Lateral Size Dependence in FRET between Semiconductor Nanoplatelets and Conjugated Fluorophores

Abstract

Sensitization of organic molecules by semiconductor nanocrystals is a promising way to boost the absorption of the former, important for applications in fluorescence labeling and photocatalysis. Semiconductor nanoplatelets provide the opportunity of increasing the absorption cross section by increasing the lateral dimension without inducing changes to the band gap. However, the lateral size dependence of FRET in nanoplatelet small-molecule conjugates is unknown. Our FRET study supports the view that excitons in nanoplatelets are localized in a small area and spatially distributed in a stochastic fashion.

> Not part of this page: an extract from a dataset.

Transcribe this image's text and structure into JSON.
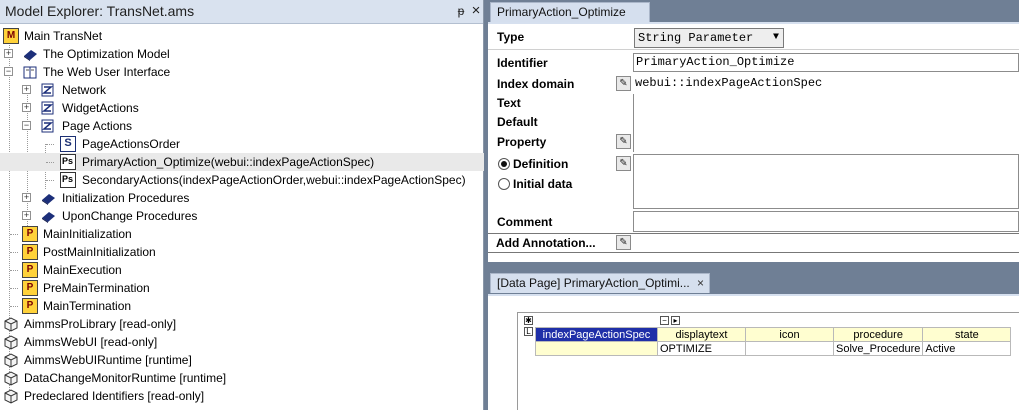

In larger nanoplatelets, the likelihood of an offset between the position of the exciton and the acceptor increases. Although this could be mitigated by increasing the number of fluorophores, excessive coverage of the nanoplatelets with the fluorophores leads to severe self-quenching. Based on these results, we predict that using few fluorophores on nanoplatelets with edge lengths of ∼9 nm would optimize the delicate balance between maximizing the absorption cross section of the nanoplatelets and minimizing the likelihood of exciton-fluorophore offset and self-quenching simultaneously, thus leading to optimal FRET conditions.